Situating Emotion in the Brain’s Systems for Perception, Action, and Internal States

Monday, September 26, 2011

Lawrence Barsalou

Samuel Candler Dobbs Professor of Psychology
Emory University

Discrete theories of emotion typically assume that dedicated neural circuits/modules originated in evolution to produce basic emotions in a relatively ballistic and rigid manner (e.g., fear, anger, disgust, sadness, happiness). Three neuroimaging experiments challenge this view. In Experiment 1, different neural circuits represented the same emotion in different situations (e.g., fear under threat of physical harm vs. social evaluation).

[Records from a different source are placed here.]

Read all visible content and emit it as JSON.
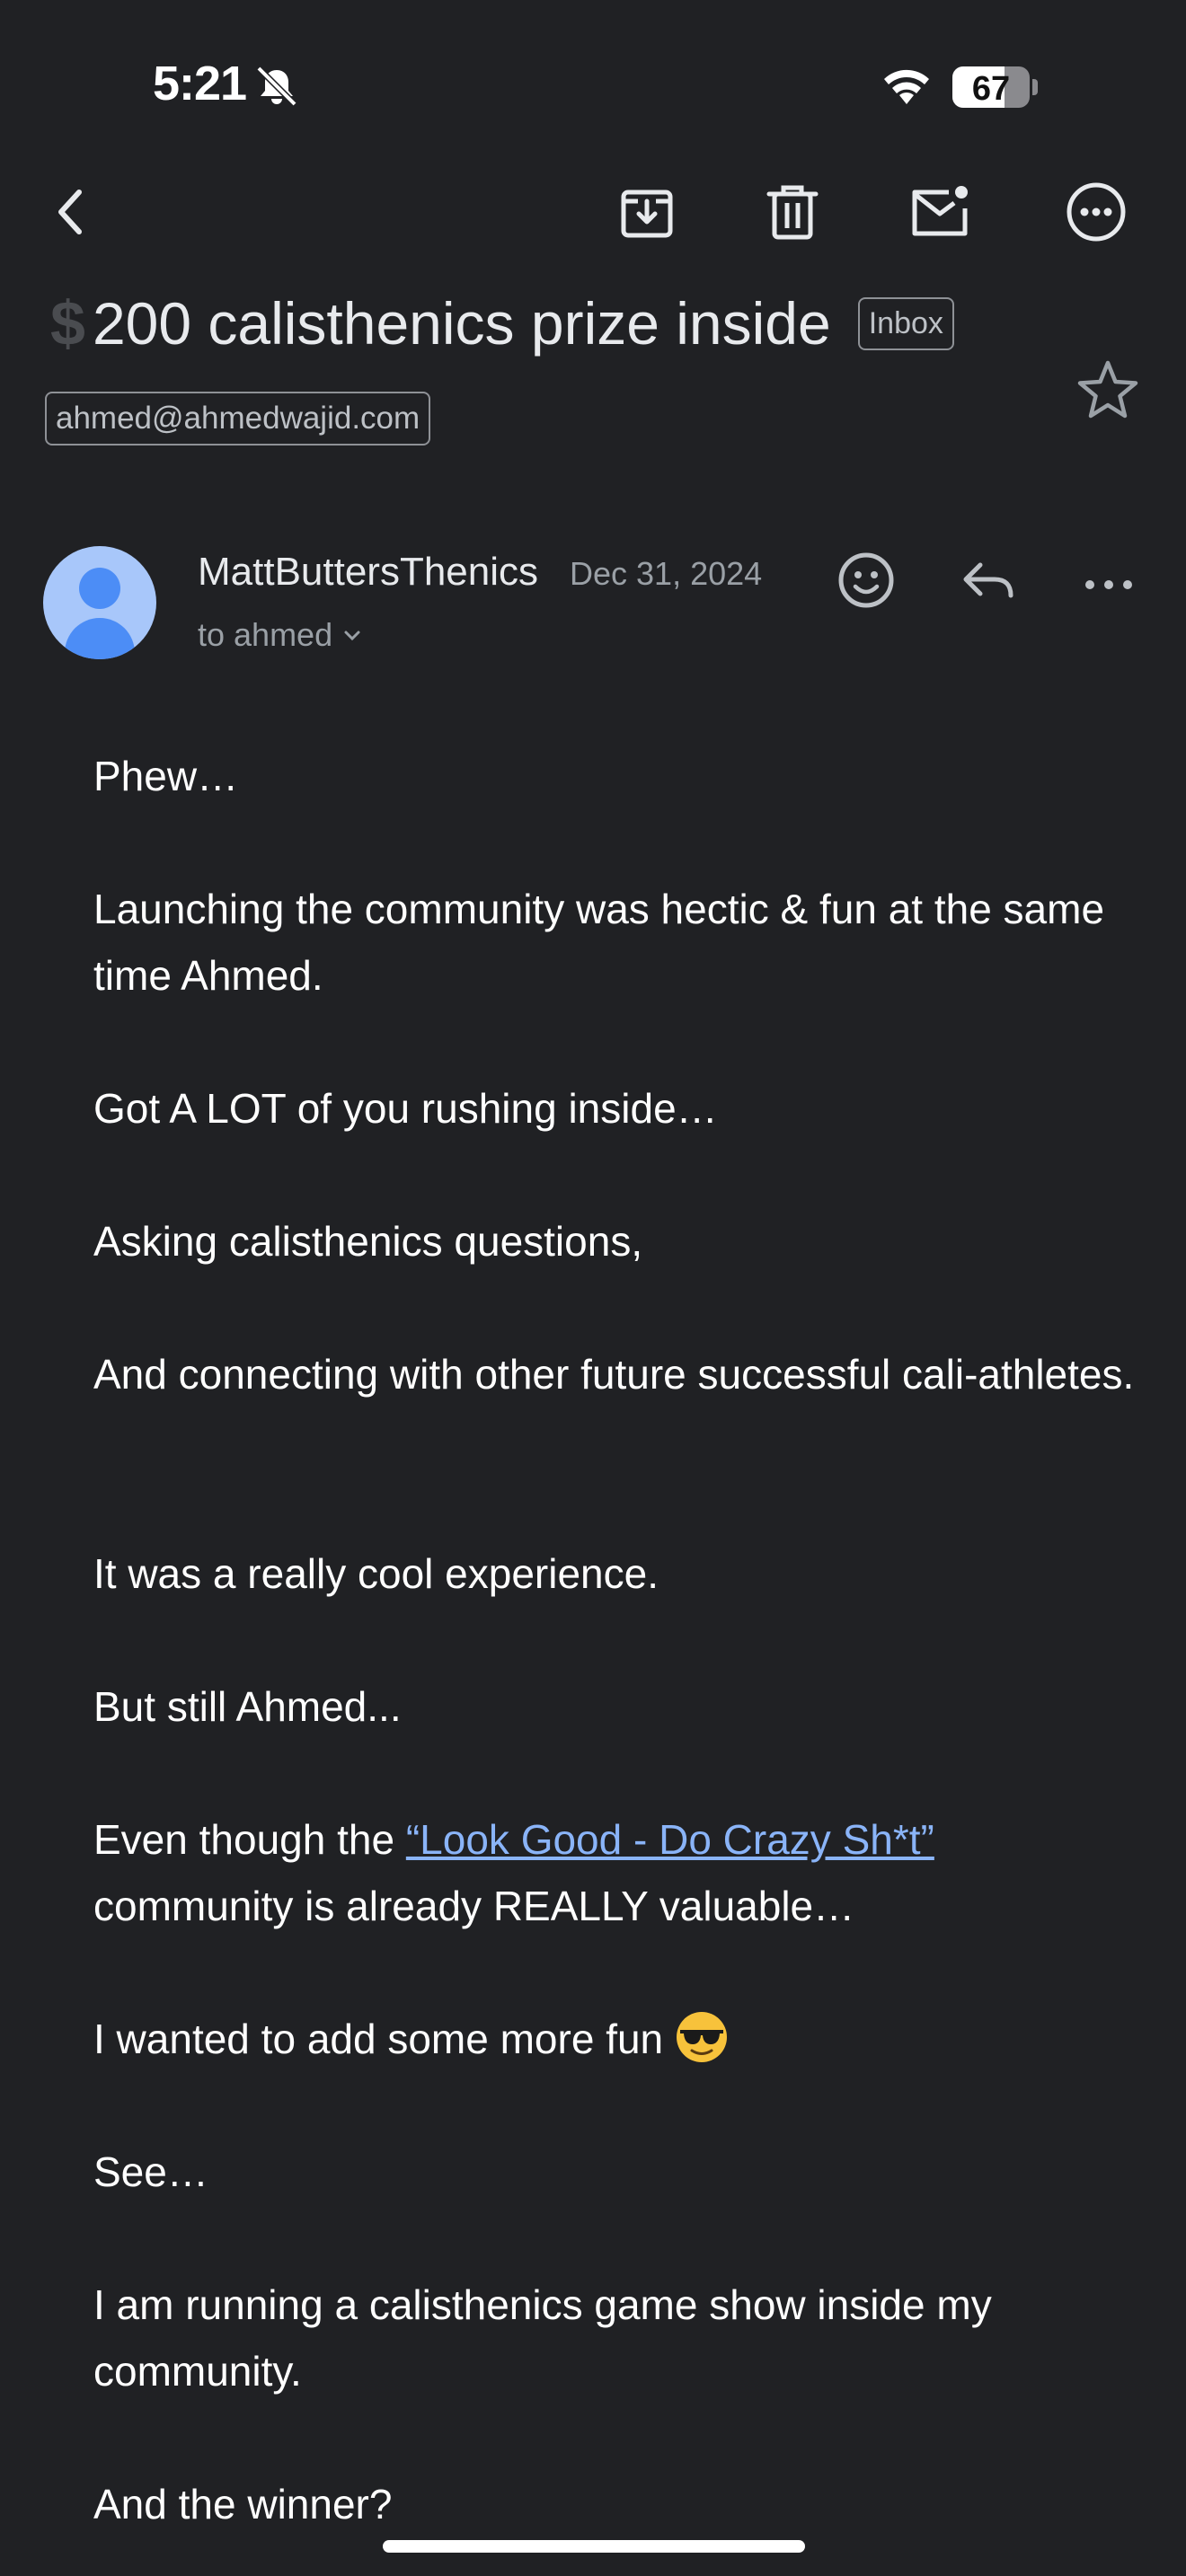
{
  "status_bar": {
    "time": "5:21",
    "battery_percent": "67",
    "battery_level": 0.67,
    "icons": [
      "bell-slash-icon",
      "wifi-icon",
      "battery-icon"
    ]
  },
  "toolbar": {
    "icons": [
      "back-arrow-icon",
      "archive-icon",
      "trash-icon",
      "mark-unread-icon",
      "more-horizontal-circle-icon"
    ]
  },
  "email": {
    "subject_prefix": "$",
    "subject": "200 calisthenics prize inside",
    "label": "Inbox",
    "recipient_address": "ahmed@ahmedwajid.com",
    "sender": "MattButtersThenics",
    "date": "Dec 31, 2024",
    "to_line": "to ahmed",
    "body": {
      "p1": "Phew…",
      "p2": "Launching the community was hectic & fun at the same time Ahmed.",
      "p3": "Got A LOT of you rushing inside…",
      "p4": "Asking calisthenics questions,",
      "p5": "And connecting with other future successful cali-athletes.",
      "p6": "It was a really cool experience.",
      "p7": "But still Ahmed...",
      "p8_before": "Even though the ",
      "p8_link": "“Look Good - Do Crazy Sh*t”",
      "p8_after": " community is already REALLY valuable…",
      "p9": "I wanted to add some more fun ",
      "p10": "See…",
      "p11": "I am running a calisthenics game show inside my community.",
      "p12": "And the winner?"
    }
  },
  "colors": {
    "background": "#202124",
    "text": "#ffffff",
    "secondary_text": "#9aa0a6",
    "link": "#8ab4f8",
    "avatar_bg": "#a8c7fa",
    "avatar_fg": "#4c8df6"
  }
}
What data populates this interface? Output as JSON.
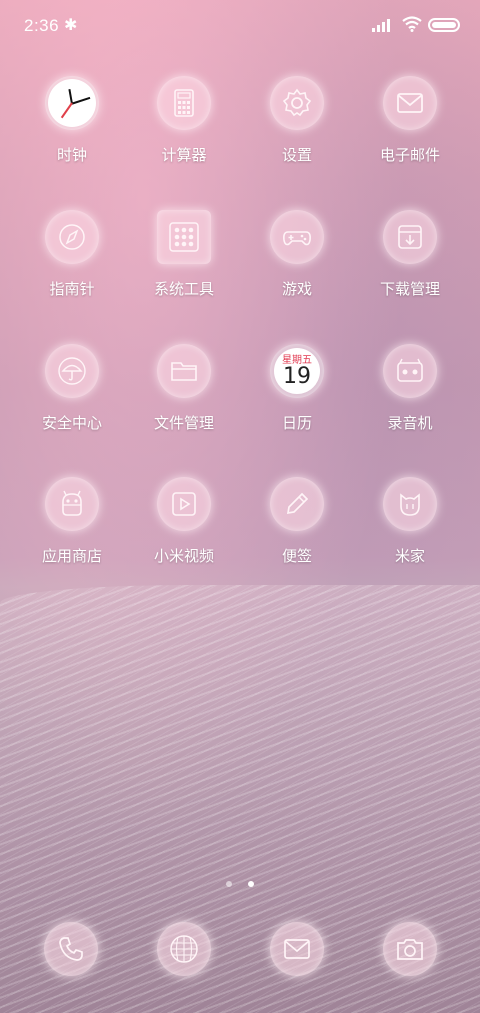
{
  "status_bar": {
    "time": "2:36",
    "bluetooth": "bluetooth-icon",
    "signal": "signal-icon",
    "wifi": "wifi-icon",
    "battery": "battery-icon"
  },
  "apps": [
    {
      "label": "时钟",
      "icon": "clock-icon"
    },
    {
      "label": "计算器",
      "icon": "calculator-icon"
    },
    {
      "label": "设置",
      "icon": "gear-icon"
    },
    {
      "label": "电子邮件",
      "icon": "email-icon"
    },
    {
      "label": "指南针",
      "icon": "compass-icon"
    },
    {
      "label": "系统工具",
      "icon": "tools-grid-icon"
    },
    {
      "label": "游戏",
      "icon": "gamepad-icon"
    },
    {
      "label": "下载管理",
      "icon": "download-icon"
    },
    {
      "label": "安全中心",
      "icon": "umbrella-icon"
    },
    {
      "label": "文件管理",
      "icon": "folder-icon"
    },
    {
      "label": "日历",
      "icon": "calendar-icon",
      "weekday": "星期五",
      "day": "19"
    },
    {
      "label": "录音机",
      "icon": "recorder-icon"
    },
    {
      "label": "应用商店",
      "icon": "android-icon"
    },
    {
      "label": "小米视频",
      "icon": "play-icon"
    },
    {
      "label": "便签",
      "icon": "pencil-icon"
    },
    {
      "label": "米家",
      "icon": "mi-home-icon"
    }
  ],
  "page_indicator": {
    "pages": 2,
    "active": 2
  },
  "dock": [
    {
      "icon": "phone-icon"
    },
    {
      "icon": "browser-globe-icon"
    },
    {
      "icon": "messages-icon"
    },
    {
      "icon": "camera-icon"
    }
  ],
  "colors": {
    "glyph": "#fff4f7",
    "label": "#ffffff",
    "accent_red": "#e23b52"
  }
}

In Experiment 2, different groups of participants learned to experience fear and anger either in physical harm or social evaluation situations, and later, when asked to anticipate these emotions, activated situated neural circuits. In Experiment 3, different populations (cancer survivors, experienced meditators, controls) activated different neural circuits in response to the same emotional situations. Consistent with constructivist theories of emotion, these results suggest that experiencing an emotion “soft assembles” relevant neural systems throughout the brain to produce emotion in the current situation. To the extent that the same areas are utilized across multiple instances of a common emotional situation, an entrenched pattern develops that functions as an emotion attractor on future occasions. These patterns can be viewed as situated conceptualizations that control emotion via their grounding in the brain’s systems for perception, action, and internal states.